The disadvantages of combinatorial markets

I would argue that there is virtually no disadvantage to allowing combinatorial bids. They are more flexible and natural for traders, and they eliminate redundancy and thus concentrate liquidity (again I refer the reader to this previous post). Allowing indivisible combinatorial bids can cause computational problems, but as I argue above, divisible bids make more sense anyway.

On the other hand, there can be disadvantages to markets with combinatorial outcomes. First, trader attention and liquidity may be severely fractured, since there are nearly limitless things to bet on.

Second, and perhaps more troublesome, running an auctioneer with combinatorial outcomes is computationally intractable (specifically, NP-hard, or as hard as solving SAT) and running a market maker is even harder (specifically, #P-hard, as hard as counting SAT), meaning that the amount of time needed to run is proportional to the number of outcomes, exponential in the number of objects.

It gets worse. Even if we place strict limits on what types of bets traders can make, the market may still be infeasible to run. For example, even if all bets are pairwise, like “Horse B will finish ahead of horse D”, the auctioneer and market maker problems for permutation betting remain NP-hard and #P-hard, respectively. Likewise, Boolean betting remains hard even if the most complicated bet allowed is joining two events, like “E will happen and F will not” [see Chen et al. and Fortnow et al.].

How to build one

Now for some good news: in some cases, fast algorithms are possible. If all bets are subset bets of the form “Horse A will finish in position 1,2, or 10″ or “Horse B,C, or E will finish in position 3″, then permutation betting with an auctioneer is feasible (using a combination of linear programming and maximum matching), even though the corresponding market maker problem is #P-hard. If all bets are of the form “Team B will advance to round k”, tournament betting with a market maker is feasible (using Bayesian network inference). Taxonomy betting with a market maker is feasible (using dynamic programming).

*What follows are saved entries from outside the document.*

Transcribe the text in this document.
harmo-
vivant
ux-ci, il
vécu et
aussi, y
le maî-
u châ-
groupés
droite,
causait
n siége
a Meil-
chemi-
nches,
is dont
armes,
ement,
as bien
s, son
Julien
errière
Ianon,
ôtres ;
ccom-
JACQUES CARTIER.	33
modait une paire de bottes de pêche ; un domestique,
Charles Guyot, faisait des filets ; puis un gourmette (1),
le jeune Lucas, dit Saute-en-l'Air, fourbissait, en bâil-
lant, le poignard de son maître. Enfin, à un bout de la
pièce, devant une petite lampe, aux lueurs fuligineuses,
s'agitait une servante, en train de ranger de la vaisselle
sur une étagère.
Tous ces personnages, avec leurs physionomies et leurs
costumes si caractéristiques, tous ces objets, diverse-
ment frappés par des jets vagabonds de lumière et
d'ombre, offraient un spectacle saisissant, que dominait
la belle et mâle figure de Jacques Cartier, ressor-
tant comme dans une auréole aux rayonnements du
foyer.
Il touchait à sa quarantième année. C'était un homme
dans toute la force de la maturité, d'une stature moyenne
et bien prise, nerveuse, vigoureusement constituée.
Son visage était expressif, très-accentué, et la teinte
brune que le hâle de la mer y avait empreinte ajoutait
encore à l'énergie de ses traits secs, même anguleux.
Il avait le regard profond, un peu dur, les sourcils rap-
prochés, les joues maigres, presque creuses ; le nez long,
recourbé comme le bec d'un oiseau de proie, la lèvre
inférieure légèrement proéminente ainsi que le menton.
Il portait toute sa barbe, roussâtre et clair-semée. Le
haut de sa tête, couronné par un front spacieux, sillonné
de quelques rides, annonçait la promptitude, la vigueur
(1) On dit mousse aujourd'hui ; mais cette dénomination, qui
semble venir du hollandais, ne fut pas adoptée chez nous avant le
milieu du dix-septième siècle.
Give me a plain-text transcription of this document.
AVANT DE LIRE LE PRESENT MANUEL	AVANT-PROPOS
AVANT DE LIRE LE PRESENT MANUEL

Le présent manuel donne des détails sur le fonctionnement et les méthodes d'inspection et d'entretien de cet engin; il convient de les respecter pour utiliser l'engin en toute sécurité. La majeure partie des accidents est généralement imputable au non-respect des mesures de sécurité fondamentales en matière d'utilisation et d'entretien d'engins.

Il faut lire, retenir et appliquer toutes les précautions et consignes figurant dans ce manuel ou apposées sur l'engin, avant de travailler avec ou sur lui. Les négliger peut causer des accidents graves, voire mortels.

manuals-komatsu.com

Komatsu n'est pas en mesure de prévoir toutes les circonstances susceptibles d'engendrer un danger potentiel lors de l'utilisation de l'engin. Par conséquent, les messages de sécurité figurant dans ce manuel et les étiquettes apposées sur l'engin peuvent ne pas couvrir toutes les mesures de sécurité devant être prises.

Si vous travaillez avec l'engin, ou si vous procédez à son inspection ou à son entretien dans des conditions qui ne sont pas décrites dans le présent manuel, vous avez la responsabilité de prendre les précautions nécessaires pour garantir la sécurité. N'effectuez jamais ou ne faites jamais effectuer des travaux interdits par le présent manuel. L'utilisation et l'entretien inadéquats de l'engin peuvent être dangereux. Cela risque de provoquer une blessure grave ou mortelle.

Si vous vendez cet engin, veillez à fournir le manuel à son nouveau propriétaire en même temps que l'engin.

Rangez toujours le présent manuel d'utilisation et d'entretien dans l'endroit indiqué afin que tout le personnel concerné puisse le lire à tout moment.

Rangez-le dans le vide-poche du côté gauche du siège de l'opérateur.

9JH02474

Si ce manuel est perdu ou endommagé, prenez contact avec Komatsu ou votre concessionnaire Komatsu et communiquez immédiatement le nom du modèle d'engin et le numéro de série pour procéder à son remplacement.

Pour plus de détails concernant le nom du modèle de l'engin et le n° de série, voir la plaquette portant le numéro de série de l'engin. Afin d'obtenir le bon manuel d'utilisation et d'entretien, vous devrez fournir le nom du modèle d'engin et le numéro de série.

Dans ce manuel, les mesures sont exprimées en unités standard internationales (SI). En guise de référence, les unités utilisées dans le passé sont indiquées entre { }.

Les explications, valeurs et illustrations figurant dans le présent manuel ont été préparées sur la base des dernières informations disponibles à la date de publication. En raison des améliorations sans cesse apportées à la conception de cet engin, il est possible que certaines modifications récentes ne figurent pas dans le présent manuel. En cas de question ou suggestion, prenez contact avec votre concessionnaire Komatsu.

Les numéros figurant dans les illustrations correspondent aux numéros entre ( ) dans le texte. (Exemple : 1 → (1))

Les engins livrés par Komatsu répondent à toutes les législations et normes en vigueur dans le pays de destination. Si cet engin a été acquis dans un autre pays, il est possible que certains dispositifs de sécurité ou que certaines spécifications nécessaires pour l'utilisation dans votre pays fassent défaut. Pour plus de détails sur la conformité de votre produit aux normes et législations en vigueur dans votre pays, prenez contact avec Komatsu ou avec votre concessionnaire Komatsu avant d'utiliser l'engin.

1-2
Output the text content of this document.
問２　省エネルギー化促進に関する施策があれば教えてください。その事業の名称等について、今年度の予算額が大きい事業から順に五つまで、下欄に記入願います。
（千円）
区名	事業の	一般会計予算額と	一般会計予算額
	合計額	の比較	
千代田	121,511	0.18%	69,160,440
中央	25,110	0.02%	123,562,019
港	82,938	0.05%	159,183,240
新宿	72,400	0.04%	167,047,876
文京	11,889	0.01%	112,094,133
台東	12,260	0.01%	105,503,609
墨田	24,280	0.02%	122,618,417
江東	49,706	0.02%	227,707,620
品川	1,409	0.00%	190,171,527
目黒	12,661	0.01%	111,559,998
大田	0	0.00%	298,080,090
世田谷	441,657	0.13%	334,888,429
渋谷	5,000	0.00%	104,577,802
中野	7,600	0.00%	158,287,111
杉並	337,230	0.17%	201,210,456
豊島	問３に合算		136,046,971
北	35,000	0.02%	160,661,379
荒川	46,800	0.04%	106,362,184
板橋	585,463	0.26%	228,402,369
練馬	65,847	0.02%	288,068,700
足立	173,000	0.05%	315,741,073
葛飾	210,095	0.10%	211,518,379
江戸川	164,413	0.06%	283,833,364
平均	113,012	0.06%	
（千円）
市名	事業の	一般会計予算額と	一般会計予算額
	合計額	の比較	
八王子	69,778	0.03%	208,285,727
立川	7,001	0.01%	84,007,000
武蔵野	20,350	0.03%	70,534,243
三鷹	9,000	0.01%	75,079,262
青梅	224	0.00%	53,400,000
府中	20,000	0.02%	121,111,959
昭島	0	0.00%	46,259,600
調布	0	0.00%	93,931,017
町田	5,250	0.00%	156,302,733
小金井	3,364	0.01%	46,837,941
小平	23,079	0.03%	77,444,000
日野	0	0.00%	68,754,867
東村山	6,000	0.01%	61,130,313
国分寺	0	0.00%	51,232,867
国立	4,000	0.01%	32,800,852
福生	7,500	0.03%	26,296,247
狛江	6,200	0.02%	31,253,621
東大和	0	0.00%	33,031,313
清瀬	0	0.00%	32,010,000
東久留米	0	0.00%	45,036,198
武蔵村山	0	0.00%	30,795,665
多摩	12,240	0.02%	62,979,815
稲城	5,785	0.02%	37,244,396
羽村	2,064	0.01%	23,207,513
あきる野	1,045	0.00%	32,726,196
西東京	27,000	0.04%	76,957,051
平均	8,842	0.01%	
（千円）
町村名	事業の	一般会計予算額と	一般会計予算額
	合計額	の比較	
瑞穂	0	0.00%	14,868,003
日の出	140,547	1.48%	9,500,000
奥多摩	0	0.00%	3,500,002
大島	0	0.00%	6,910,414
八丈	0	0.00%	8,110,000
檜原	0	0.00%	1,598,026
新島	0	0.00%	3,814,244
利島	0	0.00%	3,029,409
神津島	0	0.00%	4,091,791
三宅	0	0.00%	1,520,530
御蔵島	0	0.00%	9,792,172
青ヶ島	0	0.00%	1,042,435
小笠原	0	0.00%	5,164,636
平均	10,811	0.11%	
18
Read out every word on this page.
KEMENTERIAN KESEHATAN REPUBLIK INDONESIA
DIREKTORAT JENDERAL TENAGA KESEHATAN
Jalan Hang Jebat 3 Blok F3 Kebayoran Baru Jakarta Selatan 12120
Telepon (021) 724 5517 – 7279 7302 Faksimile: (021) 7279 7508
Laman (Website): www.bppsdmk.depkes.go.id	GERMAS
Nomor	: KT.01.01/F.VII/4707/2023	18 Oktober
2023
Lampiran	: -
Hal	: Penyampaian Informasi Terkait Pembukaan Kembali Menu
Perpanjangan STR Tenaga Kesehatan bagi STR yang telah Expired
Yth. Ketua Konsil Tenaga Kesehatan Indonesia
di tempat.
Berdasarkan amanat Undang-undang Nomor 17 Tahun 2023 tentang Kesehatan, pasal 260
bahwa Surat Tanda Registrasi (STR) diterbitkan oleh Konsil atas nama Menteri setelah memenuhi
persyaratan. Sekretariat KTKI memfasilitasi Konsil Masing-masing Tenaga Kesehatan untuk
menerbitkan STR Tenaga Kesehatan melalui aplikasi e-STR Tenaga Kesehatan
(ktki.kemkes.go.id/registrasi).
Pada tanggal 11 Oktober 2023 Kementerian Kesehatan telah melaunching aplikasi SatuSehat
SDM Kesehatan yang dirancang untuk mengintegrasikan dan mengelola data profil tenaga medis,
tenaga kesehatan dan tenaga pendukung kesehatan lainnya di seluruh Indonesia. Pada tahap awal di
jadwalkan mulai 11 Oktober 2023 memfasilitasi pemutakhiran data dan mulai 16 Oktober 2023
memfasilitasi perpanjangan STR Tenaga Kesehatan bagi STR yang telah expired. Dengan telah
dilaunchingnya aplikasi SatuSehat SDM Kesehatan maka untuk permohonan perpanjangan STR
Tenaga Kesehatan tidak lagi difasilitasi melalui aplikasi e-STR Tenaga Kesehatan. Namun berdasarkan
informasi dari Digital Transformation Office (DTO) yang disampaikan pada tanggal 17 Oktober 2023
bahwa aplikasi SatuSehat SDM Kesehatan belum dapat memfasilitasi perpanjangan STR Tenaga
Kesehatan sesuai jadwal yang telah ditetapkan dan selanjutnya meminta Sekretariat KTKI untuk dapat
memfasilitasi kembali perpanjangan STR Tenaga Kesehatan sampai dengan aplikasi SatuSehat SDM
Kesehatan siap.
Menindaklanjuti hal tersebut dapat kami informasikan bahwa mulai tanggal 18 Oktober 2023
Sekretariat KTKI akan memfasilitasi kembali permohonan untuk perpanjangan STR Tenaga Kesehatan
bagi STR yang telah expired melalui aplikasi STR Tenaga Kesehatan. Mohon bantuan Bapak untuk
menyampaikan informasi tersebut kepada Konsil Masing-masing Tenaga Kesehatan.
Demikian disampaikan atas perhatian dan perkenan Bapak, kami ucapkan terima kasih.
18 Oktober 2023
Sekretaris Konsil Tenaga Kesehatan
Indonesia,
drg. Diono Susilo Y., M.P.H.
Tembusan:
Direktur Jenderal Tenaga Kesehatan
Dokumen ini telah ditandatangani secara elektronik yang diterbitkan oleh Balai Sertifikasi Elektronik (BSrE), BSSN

Finally, even better news: fast market maker approximation algorithms are not only possible and practical, they work without limiting what people can bet on, fulfilling the almost magical promise I made at the outset of constructing any bet you can imagine on the fly. Approximation works because people like to bet on things that have a decent chance of happening, say between a 1% and 99% chance. Standard sampling algorithms, including importance sampling and MCMC, are good at approximating prices for such reasonable events. For the extreme (e.g., 1-in-a-billion) events, sampling may fail, so the market maker will have to round off in its own favor to be safe.

Wrapping up, in my mind, the best way to implement a combinatorial-outcome prediction market is as follows:

• Use a market maker. Without one, traders are unlikely to find each other in the sea of choices. Specifically, use Hanson’s LMSR market maker.
• Use an approximation algorithm for pricing. Importance sampling seems to work well. MCMC is another possibility. See Appendix A of this paper.
• The interface is absolutely key, and the aspect I’m least qualified to opine on. I think Predictalot, WeatherBill, Yoopick, and WhenWillWeMove point in the right direction.

2010 Update: Predictalot is our first pass at carrying through on this vision of how to build a combinatorial prediction market. In building it, we learned a great deal already, for example that sampling is much much trickier than I had initially imagined, and that it’s easy to accidentally create arbitrage loopholes if you’re not extremely careful with the math.

I glossed over a number of details. For example, care must be taken for the market maker to always round approximations in its own favor to avoid opening itself up to arbitrage attacks. Another difficulty is how to implement smart accounting to allow traders maximum leverage when they place many interrelated bets. The assumption that traders could lose all their bets is far too conservative — they might have bets that provably cannot simultaneously lose — but may serve as a reasonable starting point in practice.